AgNPs decorated Mg-doped ZnO heterostructure with dramatic SERS activity for trace detection of food contaminants

Abstract

Compared with noble metals, semiconductors have been gradually exploited more as another type of SERS substrate materials due to their distinctive advantages. However, an inferior enhancement factor (EF) is a fatal weakness of the semiconductors. So, we combined the strong LSPR coupling between Ag particles and the charge transport channels induced by Mg doping to create a high performance SERS substrate.
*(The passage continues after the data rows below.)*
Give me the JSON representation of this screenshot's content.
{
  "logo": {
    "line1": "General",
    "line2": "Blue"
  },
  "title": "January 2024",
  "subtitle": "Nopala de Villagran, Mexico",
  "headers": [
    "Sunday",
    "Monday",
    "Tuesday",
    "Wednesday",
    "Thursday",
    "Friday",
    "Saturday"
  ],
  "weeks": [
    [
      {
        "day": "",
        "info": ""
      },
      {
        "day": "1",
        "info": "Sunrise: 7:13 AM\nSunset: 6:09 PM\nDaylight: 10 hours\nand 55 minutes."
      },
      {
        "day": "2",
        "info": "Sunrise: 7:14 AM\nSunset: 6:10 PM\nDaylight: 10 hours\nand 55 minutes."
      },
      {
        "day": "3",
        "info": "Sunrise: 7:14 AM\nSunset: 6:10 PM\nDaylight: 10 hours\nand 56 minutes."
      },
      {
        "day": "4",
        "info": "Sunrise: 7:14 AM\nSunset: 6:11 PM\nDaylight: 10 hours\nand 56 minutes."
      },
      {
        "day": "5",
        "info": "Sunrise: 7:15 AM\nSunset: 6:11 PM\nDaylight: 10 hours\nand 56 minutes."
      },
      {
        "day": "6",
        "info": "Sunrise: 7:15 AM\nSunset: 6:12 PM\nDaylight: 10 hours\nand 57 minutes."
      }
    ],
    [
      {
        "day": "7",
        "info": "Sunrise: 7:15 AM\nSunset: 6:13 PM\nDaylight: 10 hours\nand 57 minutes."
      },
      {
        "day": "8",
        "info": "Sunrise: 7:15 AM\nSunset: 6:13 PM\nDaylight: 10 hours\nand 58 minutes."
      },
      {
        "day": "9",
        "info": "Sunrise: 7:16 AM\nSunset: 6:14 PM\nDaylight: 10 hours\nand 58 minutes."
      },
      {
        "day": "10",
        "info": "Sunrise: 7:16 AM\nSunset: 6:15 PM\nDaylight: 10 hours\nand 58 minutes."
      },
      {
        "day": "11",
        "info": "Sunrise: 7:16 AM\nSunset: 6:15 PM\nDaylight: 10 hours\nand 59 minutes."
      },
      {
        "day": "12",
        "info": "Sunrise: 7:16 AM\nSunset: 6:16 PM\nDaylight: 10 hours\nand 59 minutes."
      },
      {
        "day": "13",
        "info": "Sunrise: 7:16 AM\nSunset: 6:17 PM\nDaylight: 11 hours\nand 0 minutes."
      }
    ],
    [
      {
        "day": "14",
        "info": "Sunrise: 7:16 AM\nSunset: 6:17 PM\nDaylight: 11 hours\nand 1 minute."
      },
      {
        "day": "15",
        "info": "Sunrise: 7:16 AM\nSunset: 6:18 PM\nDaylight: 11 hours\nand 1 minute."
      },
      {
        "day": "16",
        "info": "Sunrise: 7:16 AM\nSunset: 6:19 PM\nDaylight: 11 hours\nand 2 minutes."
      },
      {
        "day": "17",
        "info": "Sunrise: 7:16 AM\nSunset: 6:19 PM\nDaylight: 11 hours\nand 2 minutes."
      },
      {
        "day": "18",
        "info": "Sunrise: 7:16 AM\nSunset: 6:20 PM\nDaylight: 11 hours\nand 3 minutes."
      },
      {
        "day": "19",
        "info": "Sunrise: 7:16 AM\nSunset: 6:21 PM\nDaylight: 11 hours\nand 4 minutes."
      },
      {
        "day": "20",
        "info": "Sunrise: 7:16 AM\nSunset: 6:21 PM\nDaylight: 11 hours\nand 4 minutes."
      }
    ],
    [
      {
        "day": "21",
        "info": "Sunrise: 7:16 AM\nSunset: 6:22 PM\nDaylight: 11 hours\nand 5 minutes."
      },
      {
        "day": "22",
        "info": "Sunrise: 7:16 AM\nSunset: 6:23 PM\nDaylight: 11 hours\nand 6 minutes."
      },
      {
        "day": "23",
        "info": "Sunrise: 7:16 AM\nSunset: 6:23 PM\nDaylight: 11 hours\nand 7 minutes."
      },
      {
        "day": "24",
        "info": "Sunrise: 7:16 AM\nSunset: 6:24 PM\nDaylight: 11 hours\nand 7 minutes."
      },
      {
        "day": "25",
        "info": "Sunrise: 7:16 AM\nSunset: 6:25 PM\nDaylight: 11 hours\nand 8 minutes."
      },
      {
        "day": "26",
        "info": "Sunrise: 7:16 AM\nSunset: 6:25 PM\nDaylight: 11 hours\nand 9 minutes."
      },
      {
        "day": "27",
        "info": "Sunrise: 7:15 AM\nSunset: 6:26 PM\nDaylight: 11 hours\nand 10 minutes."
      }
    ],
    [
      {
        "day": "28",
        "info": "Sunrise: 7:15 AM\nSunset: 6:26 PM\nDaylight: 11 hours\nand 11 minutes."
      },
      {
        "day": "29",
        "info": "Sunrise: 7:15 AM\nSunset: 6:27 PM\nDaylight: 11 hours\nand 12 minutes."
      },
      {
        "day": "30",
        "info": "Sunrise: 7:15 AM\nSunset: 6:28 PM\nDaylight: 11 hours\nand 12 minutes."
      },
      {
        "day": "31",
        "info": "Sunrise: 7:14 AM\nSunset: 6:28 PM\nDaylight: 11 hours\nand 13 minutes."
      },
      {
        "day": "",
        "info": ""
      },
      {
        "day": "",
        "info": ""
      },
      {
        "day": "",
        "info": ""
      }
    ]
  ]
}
These magnesium-doped zinc oxide–Ag nanoparticles (ZMOA) exhibited 18 times higher SERS enhancement than when the SERS spectra of 4-MPY was collected on Ag, 30 times higher than magnesium-doped zinc oxide (ZMO), and 121 times higher than ZnO. The formation mechanism and the enhancement mechanism of this substrate were meticulously analyzed and finite difference time domain simulations were used to examine “hot spot” distribution. By using the ZMOA, we could easily achieve the detection limit for malachite green (MG) residue as low as 10⁻¹³ M with a good linear relationship (R² = 0.9914) between the intensity of the SERS signal and the logarithm of the MG concentration, indicating the potential application of the ZMOA substrate in quantitative determination. Also, we employed the proposed ZMOA substrate and established the analytical method for quantitative determination of the residue of MG in fish. The excellent reproducibility, long-term stability, and accuracy of detection make ZMOA a promising substrate for practical detection of contaminants. To the best of our knowledge, this is the first time that remarkable SERS activity has been observed within a hybrid semiconductor, which could open new frontiers for developing highly sensitive and stable SERS technology and has great potential applications in the areas of pesticide residue monitoring, food security, and biotechnology.